If you are familiar with the Bible, then you know that I just described the scene in John chapter 5. This man whose name we never learn was looking for healing from somewhere it would never come. Did the pool at Bethesda actually heal people when the waters were stirred? It seems unlikely just based on the number of sick and lame people who were still gathered around it when Jesus arrived. Also, the description of the man’s situation and being unable to reach the water in time seems like it would be out of character for God.
This is a story of Jesus physically healing a man but what struck me in this passage was that he had been an invalid for 38 years, and I couldn’t help but feel in that moment that I have been a spiritual invalid for most of my 38 years. Without Christ, all of us are. None can come to the Father but through him. Just as that man was seeking physical healing from somewhere it would never come, so often we seek to be made spiritually whole through earthly means that ultimately cannot bring us into communion with God. Being a spiritual invalid could mean that a person has never known Christ. It could also mean that even though we have experienced the saving grace of of Jesus, that our day to day lives are not often reflective of that.

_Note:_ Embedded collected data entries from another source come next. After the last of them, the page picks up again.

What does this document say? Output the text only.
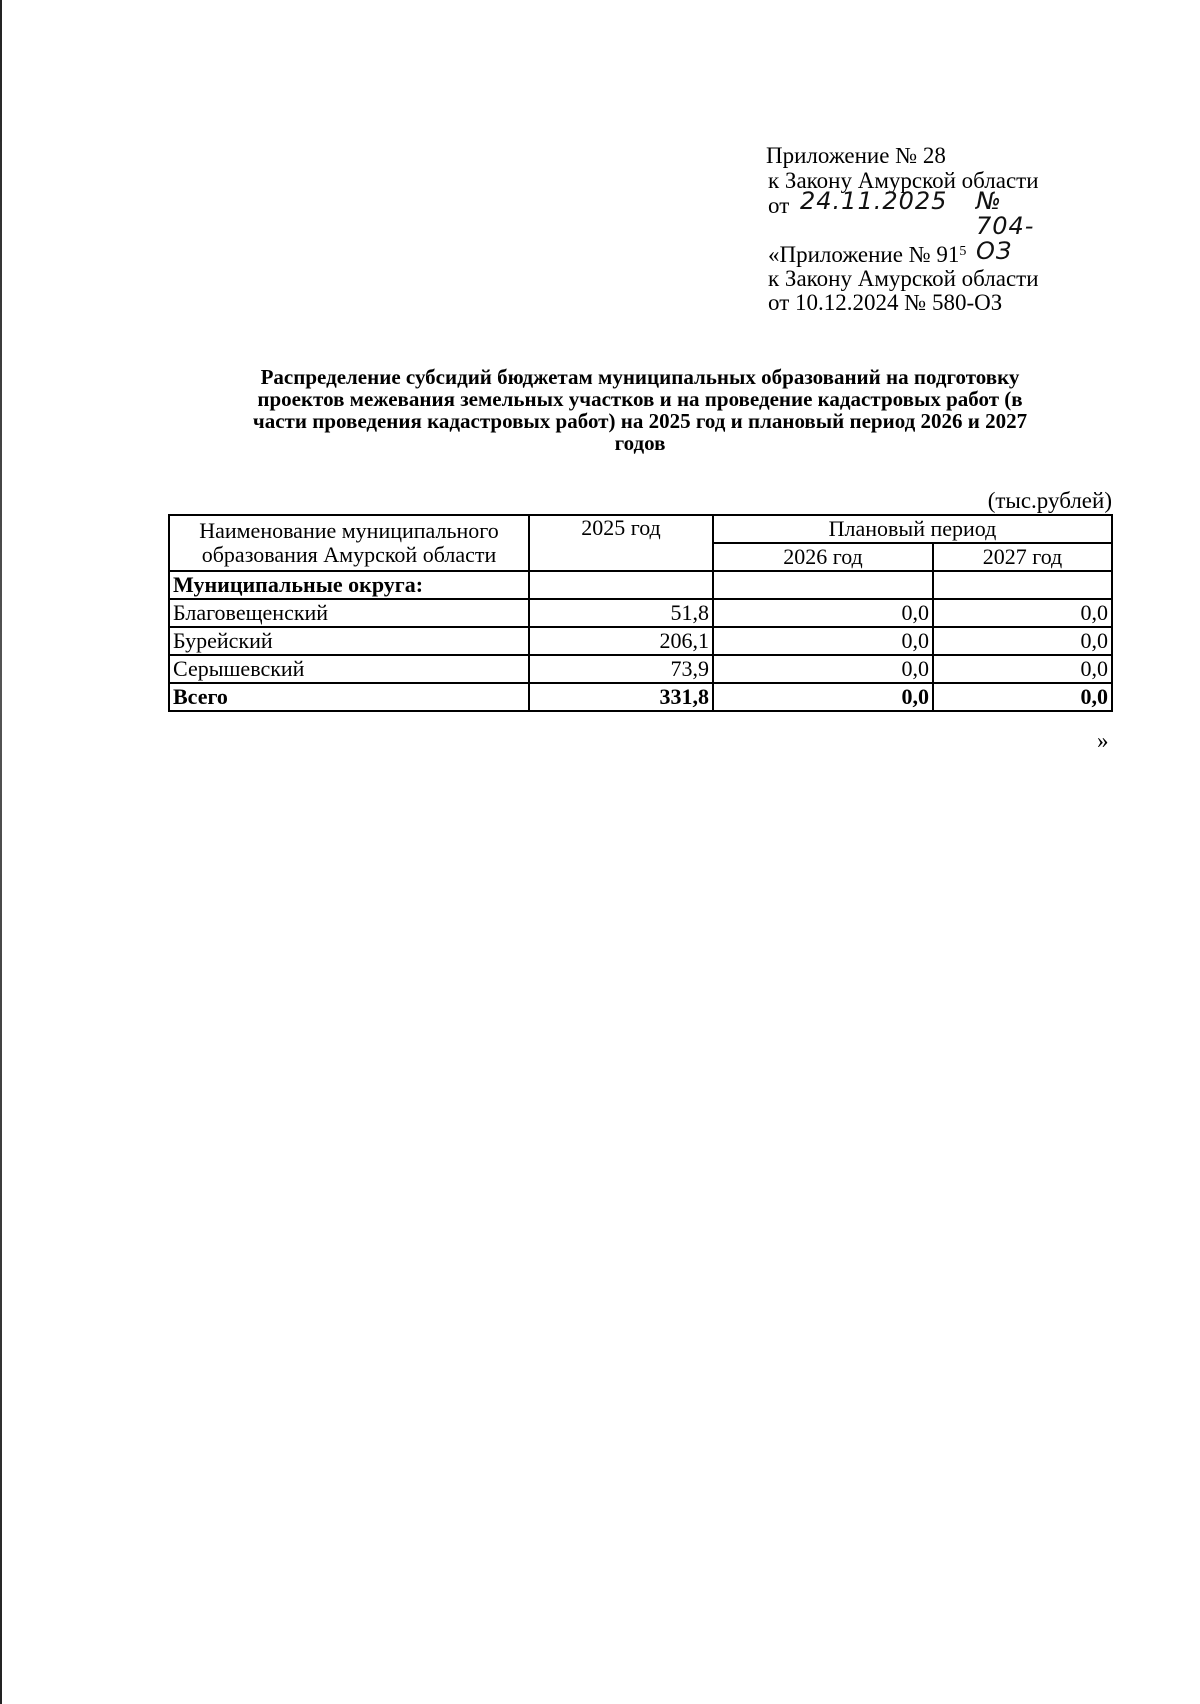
Приложение № 28
к Закону Амурской области
от 24.11.2025 № 704-ОЗ
«Приложение № $91^5$
к Закону Амурской области
от 10.12.2024 № 580-ОЗ
Распределение субсидий бюджетам муниципальных образований на подготовку
проектов межевания земельных участков и на проведение кадастровых работ (в
части проведения кадастровых работ) на 2025 год и плановый период 2026 и 2027
годов
(тыс.рублей)
Наименование муниципального
образования Амурской области	2025 год	Плановый период	
		2026 год	2027 год
Муниципальные округа:			
Благовещенский	51,8	0,0	0,0
Бурейский	206,1	0,0	0,0
Серышевский	73,9	0,0	0,0
Всего	331,8	0,0	0,0
»
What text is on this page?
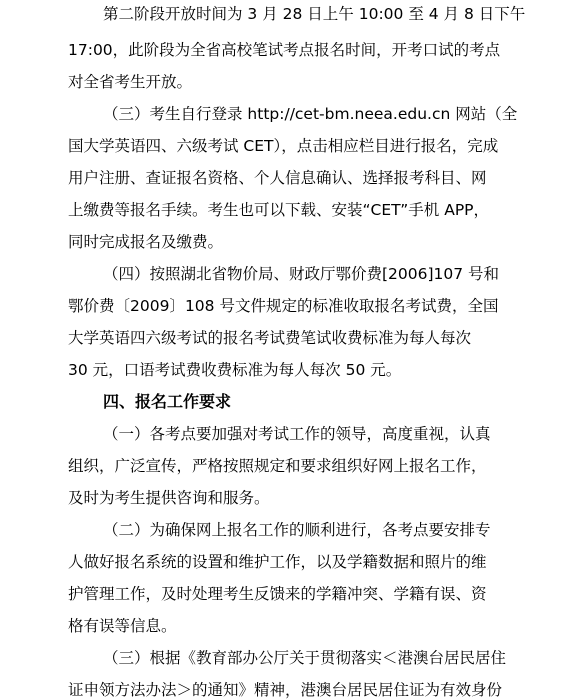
第二阶段开放时间为 3 月 28 日上午 10:00 至 4 月 8 日下午
17:00，此阶段为全省高校笔试考点报名时间，开考口试的考点
对全省考生开放。
（三）考生自行登录 http://cet-bm.neea.edu.cn 网站（全
国大学英语四、六级考试 CET），点击相应栏目进行报名，完成
用户注册、查证报名资格、个人信息确认、选择报考科目、网
上缴费等报名手续。考生也可以下载、安装“CET”手机 APP，
同时完成报名及缴费。
（四）按照湖北省物价局、财政厅鄂价费[2006]107 号和
鄂价费〔2009〕108 号文件规定的标准收取报名考试费，全国
大学英语四六级考试的报名考试费笔试收费标准为每人每次
30 元，口语考试费收费标准为每人每次 50 元。
四、报名工作要求
（一）各考点要加强对考试工作的领导，高度重视，认真
组织，广泛宣传，严格按照规定和要求组织好网上报名工作，
及时为考生提供咨询和服务。
（二）为确保网上报名工作的顺利进行，各考点要安排专
人做好报名系统的设置和维护工作，以及学籍数据和照片的维
护管理工作，及时处理考生反馈来的学籍冲突、学籍有误、资
格有误等信息。
（三）根据《教育部办公厅关于贯彻落实＜港澳台居民居住
证申领方法办法＞的通知》精神，港澳台居民居住证为有效身份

Whether it is our careers, hobbies. family, or even just wasting time with the TV and internet to avoid confronting the dark parts of our hearts, we all do it in various ways, and so long as we turn to anything but Jesus we can’t be made well spiritually. That is what Christ is offering us. A simple question, “Do you want to be well?” Salvation, which cost Him so much, is offered to us freely. It was that phrase that Jesus spoke that stuck with me this past week during church. Me, a spiritual invalid of 38 years, and Jesus through his death and resurrection has offered to make we well.